Последовала обычная в таких случаях „гонка за лидером”, где количество и качество выпитого определяется обычно лишь степенью взаимной любви или обоюдного остервенения собеседников, но на этот раз они пили молча, словно поспешно заливали в себе что-то такое, чего нельзя выговорить вслух и чему, может быть, вообще нет обозначения на человеческом языке.

Уже на выходе к нему из затемненного угла фойе потянулись голос и глаза Жени Ш., маячившего там в соседстве с незнакомым Владу собеседником:

— Владислав Алексеич, можно вас на минутку, если мы вас не задерживаем, конечно!

Только приблизившись к ним, Влад сквозь полутьму и хмельную ауру разглядел в незнакомце памятное ему еще с детства по множеству расхожих фотографий черты знаменитого актера и режиссера, руководившего в последние годы довольно модным столичным театром.

А тот уже уважительно привставал Владу навстречу, протягивал руку, невесело улыбался темным лицом:

— Очень рад, очень рад познакомиться, — голос у него был ровный, глухой, без обычной актерской наигранности, — что-то вас в нашем театре не видно, заглянули бы как-нибудь, Владислав Алексеич, теперь надо вместе держаться, вместе — легче. — Откинулся седеющей головой на спинку кресла, взглянул на него, как бы издалека. — Я слышал, вас потихоньку обкладывают, готовят экзекуцию?

Но тут в разговор вклинился елозивший до сих пор по ним горячечными глазами Женя:

— Господь не дает ни больше, ни меньше, а ровно столько, сколько человеку по силам, не будем драматизировать события, он решился на этот крест, значит, должен вынести, если же не вынесет, сам виноват, соблазнился, не по росту вознесся. — Он вскочил, заложил руки за спину и закружился около них почти в исступлении. — Нам всем сейчас за него молиться остается, а ему уповать и каяться, ему теперь через Гефсиманию проходить, а впереди еще Голгофа маячит.

Пока тот метался у них перед глазами, все более возбуждаемый собственным красноречием, они переглядываясь, складывали между собой молчаливый, но понятный им обоим разговор.

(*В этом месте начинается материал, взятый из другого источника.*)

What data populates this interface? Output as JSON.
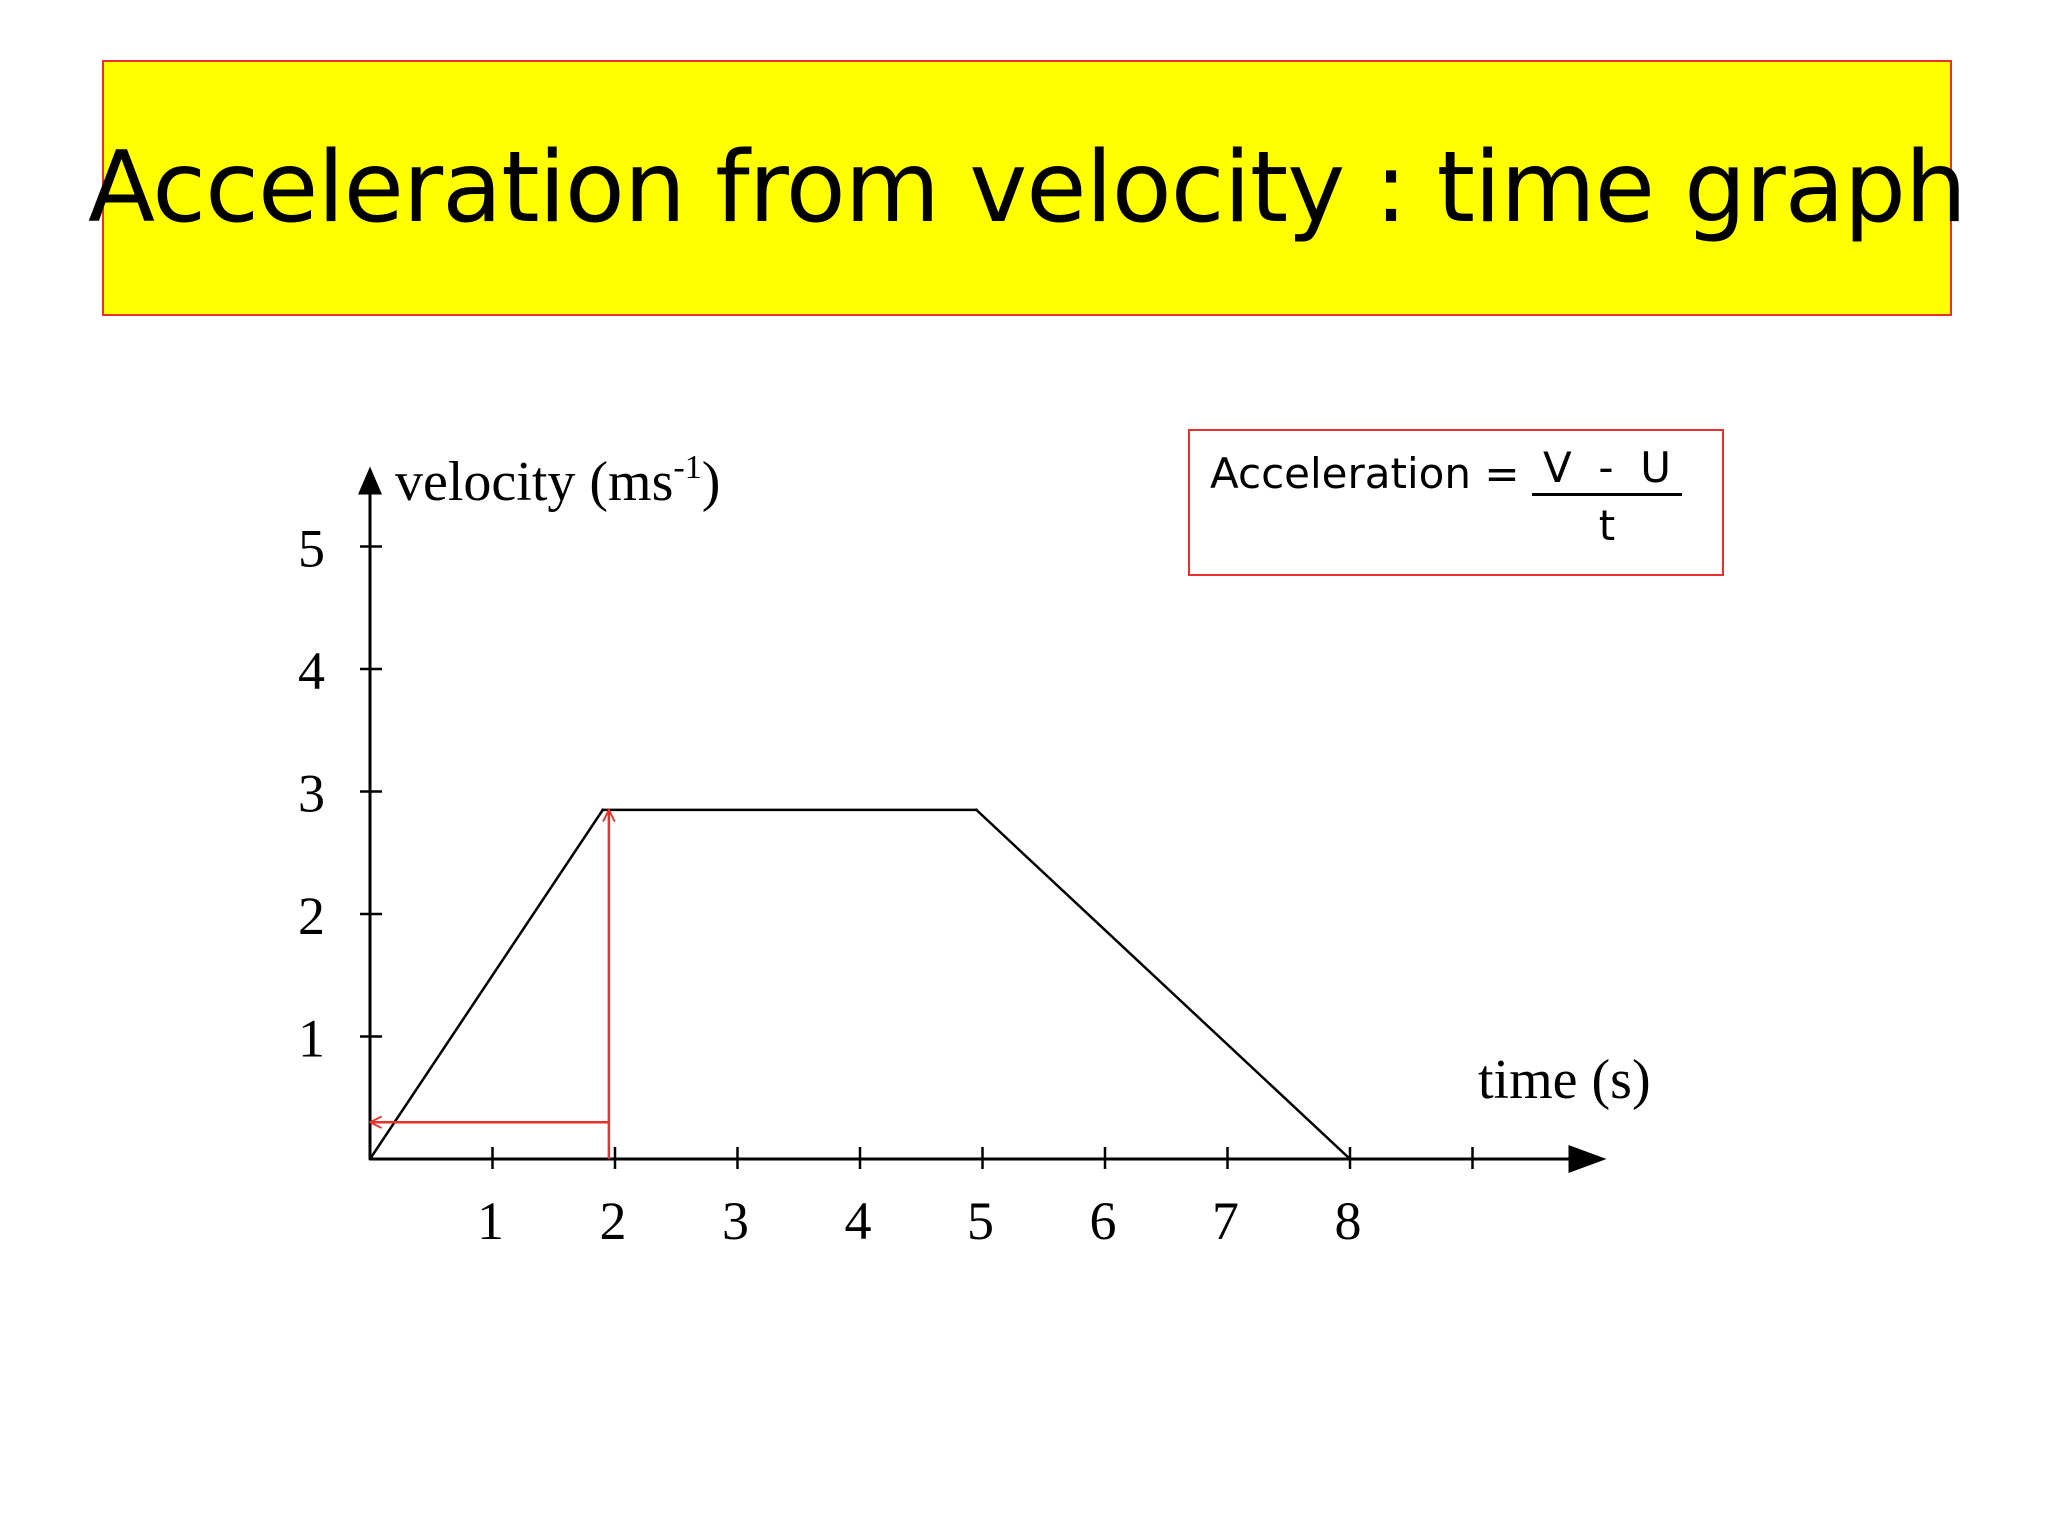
{
  "slide": {
    "title": "Acceleration from velocity : time graph"
  },
  "formula": {
    "label": "Acceleration =",
    "numerator": "V  -  U",
    "denominator": "t"
  },
  "chart_data": {
    "type": "line",
    "xlabel": "time (s)",
    "ylabel": "velocity (ms-1)",
    "ylabel_main": "velocity (ms",
    "ylabel_sup": "-1",
    "ylabel_end": ")",
    "x_ticks": [
      1,
      2,
      3,
      4,
      5,
      6,
      7,
      8
    ],
    "x_ticks_unlabeled": [
      9
    ],
    "y_ticks": [
      1,
      2,
      3,
      4,
      5
    ],
    "xlim": [
      0,
      9.8
    ],
    "ylim": [
      0,
      5.4
    ],
    "series": [
      {
        "points": [
          [
            0,
            0
          ],
          [
            1.9,
            2.85
          ],
          [
            4.95,
            2.85
          ],
          [
            8,
            0
          ]
        ],
        "color": "#000000"
      }
    ],
    "annotations": [
      {
        "type": "arrow",
        "from": [
          1.95,
          0
        ],
        "to": [
          1.95,
          2.85
        ],
        "color": "#e8302c"
      },
      {
        "type": "arrow",
        "from": [
          1.95,
          0.3
        ],
        "to": [
          0,
          0.3
        ],
        "color": "#e8302c"
      }
    ],
    "grid": false,
    "legend": "none"
  }
}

„— На Бога надейся, а сам не плошай, — примеривался к соседу один, — не так ли, Владислав Алексеич?”

„— Попробуем побарахтаться, Юрий Петрович, — соглашался другой, — другого выхода нет”.

„— Тяжела ты, шапка Мономаха, — сетовал первый, — надеть соблазнительно, носить тяжело”.

„— Но уж коли надели, — в ответ ему вздыхал второй, — ничего не поделаешь, придется носить, Юрий Петрович”.

„— Придется, Владислав Алексеич, придется”.

„— Такая жизнь, Юрий Петрович, такая жизнь!”

С этим они и вышли затем вдвоем в ночной город, продолжая этот разговор уже вслух.

— Вы человек опытный, Юрий Петрович, вы их знаете лучше меня, — допытывался Влад, — чего им, по-вашему, от меня нужно.